Il coaching può essere una pratica professionale ma saper essere un buon coach è anche una competenza essenziale per ogni manager, tutt’altro che semplice da acquisire e mettere in pratica. Non bastano le buone intenzioni, servono precise azioni. Per questo i manager e professional che supportano gli altri nel ricoprire un nuovo ruolo, come anche i manager che vogliano utilizzare il coaching nella gestione dei propri collaboratori, devono consolidare alcune competenze specifiche.
È necessario seguire un lungo percorso formativo o raggiungere delle certificazioni? Non sempre. Ricordiamoci che la responsabilità principale rimane quella manageriale e che la funzione di coach sarà secondaria e, spesso, non continuativa. È però importante essere consapevoli che fare coaching richiede conoscenza di una serie di aspetti metodologici e l’abilità a gestire adeguatamente la relazione con il coachee, evitando fraintendimenti o distorsioni della normale relazione capo collaboratore.
Le componenti principali della competenza definibile come coaching manageriale sono:
- Conoscere i fondamenti metodologici del coaching
- Cogliere la differenza tra gestire, dare feedback e fare coaching
- Essere in grado di predisporre un progetto di coaching
- Gestire adeguatamente la comunicazione, ponendo le giuste domande nel momento adeguato
- Conoscere ed applicare uno strumento operativo come il metodo GROW
Cos’è il coaching?

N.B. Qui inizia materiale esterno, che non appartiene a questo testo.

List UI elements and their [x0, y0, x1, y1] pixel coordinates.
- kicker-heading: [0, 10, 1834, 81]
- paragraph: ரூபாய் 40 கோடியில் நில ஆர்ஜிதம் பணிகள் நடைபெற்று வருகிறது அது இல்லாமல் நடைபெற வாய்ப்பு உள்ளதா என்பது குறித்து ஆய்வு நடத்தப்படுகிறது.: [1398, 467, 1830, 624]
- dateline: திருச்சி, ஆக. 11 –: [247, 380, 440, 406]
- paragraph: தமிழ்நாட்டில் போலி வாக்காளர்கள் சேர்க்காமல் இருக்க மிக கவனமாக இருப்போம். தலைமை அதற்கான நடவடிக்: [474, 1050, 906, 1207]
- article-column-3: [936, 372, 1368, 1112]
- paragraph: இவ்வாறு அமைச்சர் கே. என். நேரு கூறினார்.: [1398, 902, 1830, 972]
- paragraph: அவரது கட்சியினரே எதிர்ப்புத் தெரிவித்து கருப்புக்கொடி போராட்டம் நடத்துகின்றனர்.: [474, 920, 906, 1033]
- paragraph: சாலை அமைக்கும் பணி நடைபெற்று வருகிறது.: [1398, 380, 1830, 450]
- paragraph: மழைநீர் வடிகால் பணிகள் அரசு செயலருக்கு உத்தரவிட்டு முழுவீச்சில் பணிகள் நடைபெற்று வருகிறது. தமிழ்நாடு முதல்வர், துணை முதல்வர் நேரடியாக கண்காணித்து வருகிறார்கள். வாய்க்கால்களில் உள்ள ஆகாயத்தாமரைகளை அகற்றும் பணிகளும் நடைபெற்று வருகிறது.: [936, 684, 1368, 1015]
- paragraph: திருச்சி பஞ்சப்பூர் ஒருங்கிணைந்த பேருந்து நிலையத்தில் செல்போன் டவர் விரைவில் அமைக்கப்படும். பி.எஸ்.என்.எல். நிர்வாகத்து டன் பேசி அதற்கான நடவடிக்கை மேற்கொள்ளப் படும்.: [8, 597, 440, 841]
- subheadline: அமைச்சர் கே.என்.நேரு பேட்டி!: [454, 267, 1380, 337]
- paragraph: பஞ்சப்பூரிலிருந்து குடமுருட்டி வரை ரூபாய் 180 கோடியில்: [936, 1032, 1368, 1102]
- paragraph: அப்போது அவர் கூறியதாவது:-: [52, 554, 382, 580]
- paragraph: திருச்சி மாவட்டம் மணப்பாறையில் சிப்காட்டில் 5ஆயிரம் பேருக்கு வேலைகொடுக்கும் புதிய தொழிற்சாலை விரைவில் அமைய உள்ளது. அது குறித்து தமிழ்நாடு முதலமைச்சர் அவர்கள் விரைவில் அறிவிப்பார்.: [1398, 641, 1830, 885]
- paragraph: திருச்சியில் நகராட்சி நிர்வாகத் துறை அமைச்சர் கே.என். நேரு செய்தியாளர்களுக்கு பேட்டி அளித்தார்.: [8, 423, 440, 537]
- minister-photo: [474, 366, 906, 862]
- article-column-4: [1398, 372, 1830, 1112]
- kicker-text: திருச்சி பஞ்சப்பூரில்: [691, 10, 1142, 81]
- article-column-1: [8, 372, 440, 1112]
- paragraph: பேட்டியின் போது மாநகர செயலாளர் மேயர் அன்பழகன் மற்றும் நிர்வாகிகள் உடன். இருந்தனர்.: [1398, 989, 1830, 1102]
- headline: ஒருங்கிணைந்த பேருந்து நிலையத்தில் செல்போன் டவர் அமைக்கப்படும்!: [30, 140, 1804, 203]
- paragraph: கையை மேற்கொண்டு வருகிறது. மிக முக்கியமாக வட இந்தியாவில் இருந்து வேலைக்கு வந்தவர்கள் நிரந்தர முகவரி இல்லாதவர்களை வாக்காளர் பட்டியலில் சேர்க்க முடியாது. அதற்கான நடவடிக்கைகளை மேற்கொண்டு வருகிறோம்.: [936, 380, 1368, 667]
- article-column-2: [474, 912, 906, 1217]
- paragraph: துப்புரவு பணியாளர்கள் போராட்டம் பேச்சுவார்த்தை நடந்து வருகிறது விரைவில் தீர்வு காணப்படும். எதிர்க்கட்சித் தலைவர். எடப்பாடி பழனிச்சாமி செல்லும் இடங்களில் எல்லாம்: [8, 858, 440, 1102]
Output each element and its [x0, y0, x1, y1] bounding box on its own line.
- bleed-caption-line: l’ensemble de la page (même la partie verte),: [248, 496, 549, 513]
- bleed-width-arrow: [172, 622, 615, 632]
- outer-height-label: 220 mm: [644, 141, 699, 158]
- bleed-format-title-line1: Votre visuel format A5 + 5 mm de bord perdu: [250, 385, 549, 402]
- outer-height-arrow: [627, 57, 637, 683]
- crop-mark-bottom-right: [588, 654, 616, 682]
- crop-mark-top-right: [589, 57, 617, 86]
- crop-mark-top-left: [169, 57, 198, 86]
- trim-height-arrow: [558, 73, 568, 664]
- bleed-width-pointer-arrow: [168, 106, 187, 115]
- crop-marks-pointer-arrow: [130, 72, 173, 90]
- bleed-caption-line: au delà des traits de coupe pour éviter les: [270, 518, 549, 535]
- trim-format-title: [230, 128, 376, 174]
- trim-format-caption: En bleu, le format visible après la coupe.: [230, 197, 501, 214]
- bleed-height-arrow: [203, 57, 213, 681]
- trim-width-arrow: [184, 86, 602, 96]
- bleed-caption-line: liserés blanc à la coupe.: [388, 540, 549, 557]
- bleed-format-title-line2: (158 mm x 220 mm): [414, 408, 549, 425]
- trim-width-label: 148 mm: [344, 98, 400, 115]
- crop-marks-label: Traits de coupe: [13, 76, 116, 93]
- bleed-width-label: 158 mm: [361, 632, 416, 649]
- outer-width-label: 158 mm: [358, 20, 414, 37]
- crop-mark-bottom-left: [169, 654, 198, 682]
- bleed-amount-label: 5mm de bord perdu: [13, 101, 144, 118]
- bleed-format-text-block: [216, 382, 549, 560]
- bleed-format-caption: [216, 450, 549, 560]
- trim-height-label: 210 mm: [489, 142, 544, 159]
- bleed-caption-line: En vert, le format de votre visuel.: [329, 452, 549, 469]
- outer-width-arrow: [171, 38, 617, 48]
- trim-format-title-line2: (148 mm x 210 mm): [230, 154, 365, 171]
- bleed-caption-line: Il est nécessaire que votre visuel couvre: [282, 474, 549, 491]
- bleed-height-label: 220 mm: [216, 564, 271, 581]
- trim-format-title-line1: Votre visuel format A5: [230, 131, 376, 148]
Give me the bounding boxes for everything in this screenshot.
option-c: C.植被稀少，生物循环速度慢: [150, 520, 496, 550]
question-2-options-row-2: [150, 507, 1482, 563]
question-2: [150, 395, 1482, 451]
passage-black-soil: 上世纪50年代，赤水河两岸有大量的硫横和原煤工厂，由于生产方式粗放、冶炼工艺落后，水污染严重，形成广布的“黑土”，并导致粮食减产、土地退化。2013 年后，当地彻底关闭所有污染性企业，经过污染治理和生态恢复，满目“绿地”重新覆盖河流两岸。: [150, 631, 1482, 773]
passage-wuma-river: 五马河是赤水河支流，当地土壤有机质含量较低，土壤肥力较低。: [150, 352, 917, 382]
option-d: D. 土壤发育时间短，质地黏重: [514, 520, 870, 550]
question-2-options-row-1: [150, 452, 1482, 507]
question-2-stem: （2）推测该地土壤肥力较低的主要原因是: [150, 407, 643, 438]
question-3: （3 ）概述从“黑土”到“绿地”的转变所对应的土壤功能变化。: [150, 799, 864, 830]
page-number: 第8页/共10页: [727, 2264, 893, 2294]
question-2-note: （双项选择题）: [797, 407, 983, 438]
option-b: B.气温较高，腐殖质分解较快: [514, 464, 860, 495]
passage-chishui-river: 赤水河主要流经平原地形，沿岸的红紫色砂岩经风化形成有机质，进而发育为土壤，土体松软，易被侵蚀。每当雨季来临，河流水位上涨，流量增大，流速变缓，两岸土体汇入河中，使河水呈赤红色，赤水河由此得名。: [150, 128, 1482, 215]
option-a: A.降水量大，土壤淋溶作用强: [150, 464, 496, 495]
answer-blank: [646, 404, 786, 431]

Alcuni fondamenti
L’International Coach Federation (una delle più grandi associazioni mondiale di coach professionisti, con migliaia di aderenti in 138 paesi) definisce il coaching come una partnership con i clienti che, attraverso un processo creativo, stimola la riflessione, ispirandoli a massimizzare il proprio potenziale personale e professionale.
L'Associazione Coaching Italia, invece, definisce il coaching una metodologia che si basa su una relazione di partnership paritaria (tra il Coach e il suo Cliente) che, attraverso un rapporto commerciale (di espressa natura contrattuale), mira a riconoscere, sviluppare e valorizzare le strategie, le procedure e le azioni utili al raggiungimento di obiettivi operativi collocati nel futuro del cliente.
Potremmo fare riferimento anche ad alcune descrizioni più evocative, ad esempio:
Alcuni riferimenti pratici
- Un buon coach aiuterà la persona a cui sta facendo coaching, tipicamente chiamato coachee, a chiarire i suoi obiettivi, comprendere la situazione attuale più pienamente e aiutarla a capire come raggiungere i suoi obiettivi nel modo migliore e come superare gli ostacoli che si potrebbero incontrare.
- Si tratta di una conversazione one-to-one che porta un individuo da dove è ora a un fine, un obiettivo o una posizione che vuole raggiungere.
- Coaching è essenzialmente l’aiutare una persona a definire e percorre un percorso di cambiamento che lo condurrà da una posizione di partenza ad una posizione di arrivo.
- Deve trattarsi di una relazione esplicita e negoziale: il coachee deve poter accettare o rifiutare il supporto e deve essere chiaro per quanto tempo questa forma di relazione durerà.
- Il coaching è più comunemente intrapreso su base one-to-one. Gli incontri possono essere sia formali o informali come parte delle normali interazioni giornaliere. Potete avere una conversazione di coaching con chiunque, sia esso un riporto diretto, un collega o un manager di linea.
- Da tempo molti parlano anche di team coaching, inteso come la conduzione di un gruppo di apprendimento secondo l’approccio non direttivo. Si tratta di una prassi che richiede competenze aggiuntive (quelle legate alla dinamica di gruppo) rispetta alla conduzione dei colloqui. Se desideri acquisire le competenze necessarie per il team coaching, consulta questo link.
Una osservazione conclusiva: il manager che voglia aiutare i propri collaboratori attraverso il “coaching style” deve comunque rimanere consapevole del proprio ruolo primario, pena la creazione di una dinamica interpersonale poco generativa.